Mark called me to talk through what to do, and we decided to try to combine this vast new swarm with Hive 4, which has struggled for a while. We've been unable to locate a queen close enough to the route Mark plans to take to pick up equipment, so this will -- if he was able to capture the queen -- get Hive 4 up and going again. To learn about combining hives using the newspaper method and bees' ability to shape wood, visit The Peace Bee Farmer.

Don't let this small number of bees fool you.

The box is full of them.

Mark sprayed them with sugar water to prevent them from flying off and ease their transition into the hive body. Obviously a few escaped!

Here is the final shot of the super.  "There were bees filling up half of the cavity where the frames go, they were so deep," Mark said.

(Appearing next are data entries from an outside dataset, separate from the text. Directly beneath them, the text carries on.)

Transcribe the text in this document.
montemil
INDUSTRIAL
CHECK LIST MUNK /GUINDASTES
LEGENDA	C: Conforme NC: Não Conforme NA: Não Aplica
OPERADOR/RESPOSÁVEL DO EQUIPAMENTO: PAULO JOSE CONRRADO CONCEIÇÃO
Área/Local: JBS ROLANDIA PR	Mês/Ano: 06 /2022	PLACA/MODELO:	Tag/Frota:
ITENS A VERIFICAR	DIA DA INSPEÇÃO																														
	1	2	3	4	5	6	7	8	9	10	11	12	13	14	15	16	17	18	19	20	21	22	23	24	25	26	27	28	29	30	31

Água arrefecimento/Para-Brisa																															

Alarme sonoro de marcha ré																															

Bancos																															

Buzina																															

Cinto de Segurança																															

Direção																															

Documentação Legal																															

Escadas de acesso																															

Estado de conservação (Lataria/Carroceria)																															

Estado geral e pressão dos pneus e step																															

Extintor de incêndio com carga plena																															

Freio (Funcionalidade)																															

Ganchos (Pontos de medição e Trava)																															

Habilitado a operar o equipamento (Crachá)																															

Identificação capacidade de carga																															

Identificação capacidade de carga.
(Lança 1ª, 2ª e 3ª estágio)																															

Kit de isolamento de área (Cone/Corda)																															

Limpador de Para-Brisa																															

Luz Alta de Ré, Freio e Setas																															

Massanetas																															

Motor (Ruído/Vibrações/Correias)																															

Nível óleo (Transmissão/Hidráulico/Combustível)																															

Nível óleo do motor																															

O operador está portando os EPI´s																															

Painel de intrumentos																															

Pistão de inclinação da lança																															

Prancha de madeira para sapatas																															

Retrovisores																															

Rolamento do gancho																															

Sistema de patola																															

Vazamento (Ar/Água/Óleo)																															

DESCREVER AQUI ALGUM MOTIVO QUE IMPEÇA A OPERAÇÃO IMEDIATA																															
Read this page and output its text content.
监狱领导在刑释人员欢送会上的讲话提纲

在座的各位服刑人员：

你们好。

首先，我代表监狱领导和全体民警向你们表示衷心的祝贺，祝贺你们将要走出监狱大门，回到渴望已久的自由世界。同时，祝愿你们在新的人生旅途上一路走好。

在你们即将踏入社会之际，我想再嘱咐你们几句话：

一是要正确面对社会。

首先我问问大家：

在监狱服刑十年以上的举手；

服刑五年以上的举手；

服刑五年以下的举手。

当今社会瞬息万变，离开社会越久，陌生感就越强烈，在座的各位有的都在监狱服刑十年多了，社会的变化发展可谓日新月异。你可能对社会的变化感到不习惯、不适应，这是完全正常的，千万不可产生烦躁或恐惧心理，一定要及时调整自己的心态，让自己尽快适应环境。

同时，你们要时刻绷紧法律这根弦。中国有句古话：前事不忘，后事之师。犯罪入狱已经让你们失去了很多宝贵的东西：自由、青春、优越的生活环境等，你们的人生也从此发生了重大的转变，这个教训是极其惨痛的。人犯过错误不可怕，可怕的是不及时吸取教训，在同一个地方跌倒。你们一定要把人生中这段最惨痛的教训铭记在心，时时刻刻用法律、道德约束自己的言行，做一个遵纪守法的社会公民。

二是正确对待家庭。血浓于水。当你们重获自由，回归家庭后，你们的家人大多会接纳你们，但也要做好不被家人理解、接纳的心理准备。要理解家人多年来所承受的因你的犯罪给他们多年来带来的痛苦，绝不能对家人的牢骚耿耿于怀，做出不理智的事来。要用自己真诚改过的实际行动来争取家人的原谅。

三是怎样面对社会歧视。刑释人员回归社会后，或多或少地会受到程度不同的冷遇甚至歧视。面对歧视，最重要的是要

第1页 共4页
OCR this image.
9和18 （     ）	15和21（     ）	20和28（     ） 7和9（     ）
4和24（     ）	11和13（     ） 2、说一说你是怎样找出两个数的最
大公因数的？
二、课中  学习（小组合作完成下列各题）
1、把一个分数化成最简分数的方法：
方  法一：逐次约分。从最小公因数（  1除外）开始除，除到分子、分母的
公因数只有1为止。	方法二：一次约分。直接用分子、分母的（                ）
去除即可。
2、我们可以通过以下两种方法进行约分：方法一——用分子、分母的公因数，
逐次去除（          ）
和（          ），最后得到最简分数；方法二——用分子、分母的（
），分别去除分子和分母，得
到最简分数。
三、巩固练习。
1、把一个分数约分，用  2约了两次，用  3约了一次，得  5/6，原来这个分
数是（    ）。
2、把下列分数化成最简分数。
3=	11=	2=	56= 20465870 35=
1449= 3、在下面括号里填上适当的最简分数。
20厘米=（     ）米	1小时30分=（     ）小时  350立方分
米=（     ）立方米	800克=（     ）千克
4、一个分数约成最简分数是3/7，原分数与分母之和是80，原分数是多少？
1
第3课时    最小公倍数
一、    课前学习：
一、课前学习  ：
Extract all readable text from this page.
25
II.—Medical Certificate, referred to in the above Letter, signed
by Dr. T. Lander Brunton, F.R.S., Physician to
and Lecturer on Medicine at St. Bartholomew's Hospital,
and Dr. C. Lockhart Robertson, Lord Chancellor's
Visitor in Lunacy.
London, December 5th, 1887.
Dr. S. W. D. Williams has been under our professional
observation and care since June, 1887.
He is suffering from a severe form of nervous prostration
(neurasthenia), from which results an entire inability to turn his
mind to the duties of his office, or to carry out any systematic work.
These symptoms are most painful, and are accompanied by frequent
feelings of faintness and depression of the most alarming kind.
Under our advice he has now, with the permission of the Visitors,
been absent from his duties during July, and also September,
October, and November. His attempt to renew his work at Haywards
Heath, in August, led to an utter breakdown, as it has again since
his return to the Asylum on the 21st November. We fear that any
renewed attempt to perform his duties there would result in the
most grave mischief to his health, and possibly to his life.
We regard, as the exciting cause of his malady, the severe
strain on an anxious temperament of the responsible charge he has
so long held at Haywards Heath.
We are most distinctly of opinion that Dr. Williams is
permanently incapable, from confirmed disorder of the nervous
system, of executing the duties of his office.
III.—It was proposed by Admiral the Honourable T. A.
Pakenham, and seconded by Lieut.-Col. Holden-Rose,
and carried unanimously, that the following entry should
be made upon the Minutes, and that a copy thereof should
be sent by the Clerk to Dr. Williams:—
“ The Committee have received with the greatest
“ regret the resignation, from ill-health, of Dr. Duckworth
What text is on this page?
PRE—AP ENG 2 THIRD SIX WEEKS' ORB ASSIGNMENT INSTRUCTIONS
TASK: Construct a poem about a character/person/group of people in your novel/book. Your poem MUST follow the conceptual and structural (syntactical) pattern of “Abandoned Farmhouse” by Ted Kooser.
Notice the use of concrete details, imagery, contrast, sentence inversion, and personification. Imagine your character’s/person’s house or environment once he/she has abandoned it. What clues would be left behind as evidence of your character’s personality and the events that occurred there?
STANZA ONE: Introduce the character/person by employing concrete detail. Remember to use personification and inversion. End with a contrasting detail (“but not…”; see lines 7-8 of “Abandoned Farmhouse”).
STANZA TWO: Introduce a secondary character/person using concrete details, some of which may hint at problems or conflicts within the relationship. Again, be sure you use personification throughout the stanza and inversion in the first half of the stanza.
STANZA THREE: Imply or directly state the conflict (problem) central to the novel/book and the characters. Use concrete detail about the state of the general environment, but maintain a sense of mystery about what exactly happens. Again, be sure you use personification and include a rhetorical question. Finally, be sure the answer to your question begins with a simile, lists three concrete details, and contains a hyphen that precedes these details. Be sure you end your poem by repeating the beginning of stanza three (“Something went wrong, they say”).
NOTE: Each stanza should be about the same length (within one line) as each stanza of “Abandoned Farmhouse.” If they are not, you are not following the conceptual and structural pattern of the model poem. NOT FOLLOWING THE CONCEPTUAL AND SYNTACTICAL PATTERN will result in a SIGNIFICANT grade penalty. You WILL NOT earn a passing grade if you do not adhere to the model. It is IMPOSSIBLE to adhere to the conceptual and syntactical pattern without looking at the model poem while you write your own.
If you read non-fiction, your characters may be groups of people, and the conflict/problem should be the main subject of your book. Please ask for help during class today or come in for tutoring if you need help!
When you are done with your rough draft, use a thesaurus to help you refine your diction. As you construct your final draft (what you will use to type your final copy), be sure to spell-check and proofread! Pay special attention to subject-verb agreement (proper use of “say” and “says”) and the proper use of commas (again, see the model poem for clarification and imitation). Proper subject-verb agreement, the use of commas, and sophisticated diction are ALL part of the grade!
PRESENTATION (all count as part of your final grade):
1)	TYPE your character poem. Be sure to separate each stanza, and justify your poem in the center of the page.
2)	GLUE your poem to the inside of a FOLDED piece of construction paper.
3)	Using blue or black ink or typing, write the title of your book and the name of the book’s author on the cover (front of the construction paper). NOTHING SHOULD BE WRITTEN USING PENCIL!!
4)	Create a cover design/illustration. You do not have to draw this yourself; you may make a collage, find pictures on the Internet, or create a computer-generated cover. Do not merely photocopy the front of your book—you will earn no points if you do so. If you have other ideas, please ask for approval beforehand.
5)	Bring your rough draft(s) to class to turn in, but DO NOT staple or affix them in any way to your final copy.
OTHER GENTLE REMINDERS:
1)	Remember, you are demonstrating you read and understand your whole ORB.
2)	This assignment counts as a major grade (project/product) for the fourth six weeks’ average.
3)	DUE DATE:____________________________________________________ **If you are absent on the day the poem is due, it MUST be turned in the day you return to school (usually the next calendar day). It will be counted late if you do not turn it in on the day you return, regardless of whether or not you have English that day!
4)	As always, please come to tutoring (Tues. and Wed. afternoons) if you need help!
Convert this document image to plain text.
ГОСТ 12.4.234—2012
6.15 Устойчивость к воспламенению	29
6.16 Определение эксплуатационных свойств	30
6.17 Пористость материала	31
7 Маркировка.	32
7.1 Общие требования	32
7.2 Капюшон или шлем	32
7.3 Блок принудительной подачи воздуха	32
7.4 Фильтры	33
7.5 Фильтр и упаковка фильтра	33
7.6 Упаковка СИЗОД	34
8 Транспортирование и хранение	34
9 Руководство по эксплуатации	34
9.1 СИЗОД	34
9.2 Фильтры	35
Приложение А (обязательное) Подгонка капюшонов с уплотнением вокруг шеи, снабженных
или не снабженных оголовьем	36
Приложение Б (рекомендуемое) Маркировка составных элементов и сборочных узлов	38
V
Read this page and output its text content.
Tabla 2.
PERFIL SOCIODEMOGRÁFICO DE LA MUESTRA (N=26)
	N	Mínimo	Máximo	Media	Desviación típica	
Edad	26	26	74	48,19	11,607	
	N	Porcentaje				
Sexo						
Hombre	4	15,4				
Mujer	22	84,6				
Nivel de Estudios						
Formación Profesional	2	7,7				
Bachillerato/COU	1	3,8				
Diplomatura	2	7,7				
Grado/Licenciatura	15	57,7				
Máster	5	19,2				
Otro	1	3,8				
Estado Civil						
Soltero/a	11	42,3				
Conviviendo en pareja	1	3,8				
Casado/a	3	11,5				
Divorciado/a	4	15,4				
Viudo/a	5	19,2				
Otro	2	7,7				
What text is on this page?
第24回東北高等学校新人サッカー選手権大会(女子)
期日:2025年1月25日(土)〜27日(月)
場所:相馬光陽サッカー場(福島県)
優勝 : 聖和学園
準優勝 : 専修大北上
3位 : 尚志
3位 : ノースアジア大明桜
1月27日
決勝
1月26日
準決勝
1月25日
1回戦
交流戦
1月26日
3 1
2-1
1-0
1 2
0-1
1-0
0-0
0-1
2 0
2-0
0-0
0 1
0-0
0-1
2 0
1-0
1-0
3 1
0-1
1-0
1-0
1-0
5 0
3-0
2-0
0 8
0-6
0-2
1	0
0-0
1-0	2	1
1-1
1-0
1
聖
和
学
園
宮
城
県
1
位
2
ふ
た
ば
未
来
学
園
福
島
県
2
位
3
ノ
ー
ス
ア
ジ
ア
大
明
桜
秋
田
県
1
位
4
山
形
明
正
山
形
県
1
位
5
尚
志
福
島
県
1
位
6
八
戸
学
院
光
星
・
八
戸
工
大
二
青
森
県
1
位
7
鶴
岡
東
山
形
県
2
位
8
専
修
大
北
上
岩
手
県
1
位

As for the other calls, Mark said he and Andrew arrived in time to hear such loud buzzing he figured the entire backyard was filled with bees. When they got around the house, the air was full of bees in flight, swirling around a fruit tree. Then they began flying toward the woods. "The scout bees had decided on the colony's new home. We saw bees in a stream a quarter of a mile long, across the pasture. If we'd been there thirty minutes earlier we would have had a second swarm," Mark said.

He also looked at the hives at Barhams' Bee Yard.  The Kudoz bees (BB2) are doing well, though their population is small.  He saw the queen and eggs, so they'll be fine.  BB3, from the white oak tree, is queenless. No eggs. BB1 has filled the medium we added, and we need to add another super.

Tonight we're going to move the bees who have been on the porch.  Bees have to be moved at night when they've all come home, so that you have the entire colony. They came from a peach tree in Brooksville and have done very well. They'll be the first bees in our third bee yard, at the home of the Barhams' friend Mr. Harley.

Mark mixed up some bee tea, and soon we'll hit the road. Interestingly, he's on the phone with a gentleman who has built a top-bar hive he's interested in showing us. I've wanted to try a top-bar hive out by the garden, so we'll see if we try this free-form comb approach.